Mi chiedo se lascerò mai qualcosa alle mie spalle. Un'eredità morale, un sogno realizzato, un lascito all'umanità. Qualcosa che possa testimoniare come io sia esistita, come abbia calpestato questa terra, avuto possibilità di trasformarla, edificarla, cambiarla in meglio per le discendenze che non vedrò mai.

Mi chiedo se farò mai qualcosa di buono nella mia vita, qualcosa che cancelli quello che ho fatto di sbagliato, semplicemente nascendo.

*

Tecla

Il medico in ambulatorio ci fissò basito. Io e Antonio seduti doloranti, in piedi alle nostre spalle c'erano Patrizio e Matteo. Li avevo messi al corrente di ciò che era successo e cinque minuti dopo si erano presentati a casa nostra, pronti ad accompagnarci lì per ricucirci.

Il dottore non sapeva cosa dire. Io con due punti al lato della fronte, Antonio con il labbro inferiore gonfio e spaccato, cosparso di crema antibiotica biancastra, Matteo con ancora in testa il cerotto medicato e Patrizio con gli occhi pesti e il naso gonfio.

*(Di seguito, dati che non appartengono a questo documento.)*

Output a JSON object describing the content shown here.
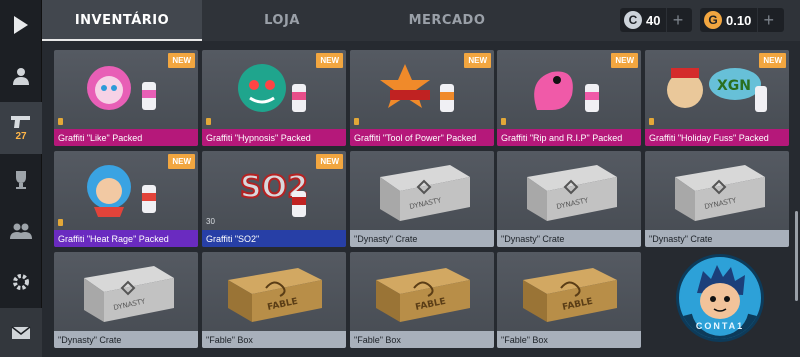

«Il prossimo che mi mandate qui chi è?» chiese il dottore, ironico ma non troppo.

«Se passa un ragazzo alto, con la maglia strappata e sporca di sangue e uno zigomo ingrossato, non lo aiuti.» Matteo invitò candidamente il medico a non rispettate il codice deontologico.

«Il vostro amico è passato prima di voi. A lui è andata meglio, un cerotto e basta.»

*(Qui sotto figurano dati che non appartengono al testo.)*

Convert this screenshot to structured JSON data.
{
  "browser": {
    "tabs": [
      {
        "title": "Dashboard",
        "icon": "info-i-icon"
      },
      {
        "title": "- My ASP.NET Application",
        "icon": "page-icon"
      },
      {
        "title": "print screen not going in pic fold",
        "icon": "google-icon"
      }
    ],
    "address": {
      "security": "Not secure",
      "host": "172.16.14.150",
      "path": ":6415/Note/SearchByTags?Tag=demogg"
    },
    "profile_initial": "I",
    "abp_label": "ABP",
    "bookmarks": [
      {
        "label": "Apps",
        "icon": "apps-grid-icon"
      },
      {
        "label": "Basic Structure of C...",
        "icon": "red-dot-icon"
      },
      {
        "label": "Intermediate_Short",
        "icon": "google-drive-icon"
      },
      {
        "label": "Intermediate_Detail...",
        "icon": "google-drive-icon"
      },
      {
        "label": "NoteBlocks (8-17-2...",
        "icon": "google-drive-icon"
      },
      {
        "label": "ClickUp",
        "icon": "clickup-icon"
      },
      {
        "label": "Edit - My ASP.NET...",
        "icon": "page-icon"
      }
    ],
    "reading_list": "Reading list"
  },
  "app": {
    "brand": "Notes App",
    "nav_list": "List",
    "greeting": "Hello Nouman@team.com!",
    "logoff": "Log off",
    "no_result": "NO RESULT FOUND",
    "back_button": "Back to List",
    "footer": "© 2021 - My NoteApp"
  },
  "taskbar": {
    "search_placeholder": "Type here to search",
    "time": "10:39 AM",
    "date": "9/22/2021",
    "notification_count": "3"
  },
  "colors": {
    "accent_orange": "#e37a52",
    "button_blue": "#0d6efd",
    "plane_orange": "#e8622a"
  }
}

«Nemmeno quello si meritava.» borbottò Antonio, con il labbro gonfio che rendeva le parole quasi incomprensibili.

Uscimmo tutti mogi diretti verso casa. Antonio ciondolava davanti a noi con le mani nelle tasche dei pantaloncini, calciando sassolini inesistenti. Teneva le spalle curve, tutto il peso della delusione lì sopra. Roberta gli piaceva, aveva anche pensato di invitarla a Roma da noi per l'ultima settimana di agosto, visto che i nostri genitori non ci sarebbero stati. Non aveva fatto in tempo a proporglielo. Era tutto finito. Antonio era buono ma non perdonava.

Lo raggiunsi di corsa.

«Come stai?»

«Come vuoi che stia, Tecla?»

«Male, ma passerà.»

«Non mi è passata per vent'anni, figurati se mi passa ora.»

Gli circondai la vita con un braccio e gli lasciai un bacio sulla spalla.

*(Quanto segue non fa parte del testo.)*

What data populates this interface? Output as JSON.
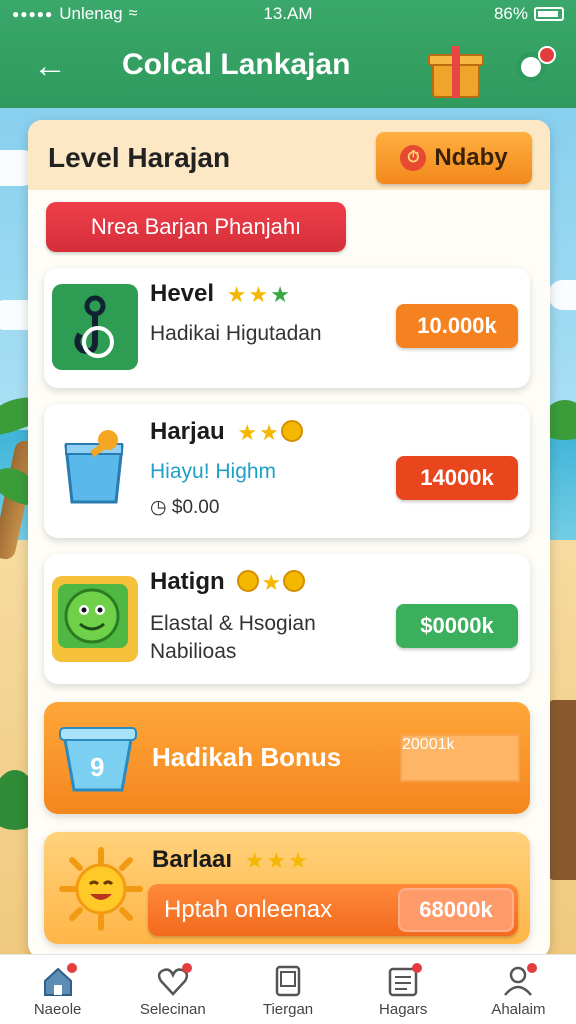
{
  "status_bar": {
    "carrier": "Unlenag",
    "time": "13.AM",
    "battery": "86%"
  },
  "header": {
    "title": "Colcal Lankajan",
    "back_icon": "arrow-left-icon",
    "gift_icon": "gift-icon",
    "notification_icon": "notification-icon"
  },
  "panel": {
    "title": "Level Harajan",
    "today_button": "Ndaby",
    "banner": "Nrea Barjan Phanjahı"
  },
  "cards": [
    {
      "name": "Hevel",
      "subtitle": "Hadikai Higutadan",
      "price": "10.000k",
      "price_color": "#f58220",
      "thumb_color": "#2e9c52",
      "icon": "hook-icon"
    },
    {
      "name": "Harjau",
      "subtitle": "Hiayu! Highm",
      "extra": "$0.00",
      "price": "14000k",
      "price_color": "#e9461e",
      "thumb_color": "#5ab8ea",
      "icon": "cup-icon"
    },
    {
      "name": "Hatign",
      "subtitle": "Elastal & Hsogian",
      "subtitle2": "Nabilioas",
      "price": "$0000k",
      "price_color": "#3bb05c",
      "thumb_color": "#58b846",
      "icon": "frog-icon"
    }
  ],
  "bonus": {
    "label": "Hadikah Bonus",
    "value": "20001k",
    "icon": "bucket-icon"
  },
  "promo": {
    "title": "Barlaaı",
    "button": "Hptah onleenax",
    "value": "68000k",
    "icon": "sun-icon"
  },
  "bottom_nav": [
    {
      "label": "Naeole",
      "icon": "home-icon",
      "badge": true
    },
    {
      "label": "Selecinan",
      "icon": "heart-icon",
      "badge": true
    },
    {
      "label": "Tiergan",
      "icon": "tablet-icon",
      "badge": false
    },
    {
      "label": "Hagars",
      "icon": "list-icon",
      "badge": true
    },
    {
      "label": "Ahalaim",
      "icon": "user-icon",
      "badge": true
    }
  ]
}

«Tu, piuttosto, sei felice.» mi fece notare con un sorriso forzato.

«Diciamo che mi è stato risparmiato il discorso per lasciare Rino.»

«Meglio cornuta che con le responsabilità, eh?» disse aspro.

Ritirai il braccio offesa, ma cercando di comprenderlo. Era triste e arrabbiato.

«Tecla, vai a dormire dai tuoi amici, se possono ospitarti. Vorrei rimanere solo.»

Mi voltai verso Patrizio e Matteo che ci seguivano a debita distanza, bisbigliando tra loro.

«Non voglio lasciarti solo, Anto'.»

«Non mi va che mi stai a sentire tutta la notte a piangere o imprecare. Vattene da loro, per favore. O se non ti vogliono, chiedi a Marilena.»

Patrizio e Matteo mi guardavano interrogativi. Ingoiai il dolore di sentirmi cacciata di casa, come se solo Antonio avesse il diritto di stare male. Non gli passava per la testa che potevo soffrire anche io? Che sì, ero contenta di poter finalmente stare con Matteo, ma che una rottura dopo un anno di relazione restava comunque tosta da elaborare e che magari anche io volevo stare da sola nella mia stanza? No, non ci arrivava. Dovevo sempre mettere da parte i miei sentimenti a favore di quelli altrui. Ci ero abituata ormai, ma la sofferenza di sapere che ormai tutti davano per scontato che dovessi farlo, che dovessi essere per forza io l'agnello sacrificale, scavava una ferita sempre più profonda. Non avevo diritto a stare male secondo i miei criteri, ma solo attraverso gli egoisti dettami degli altri.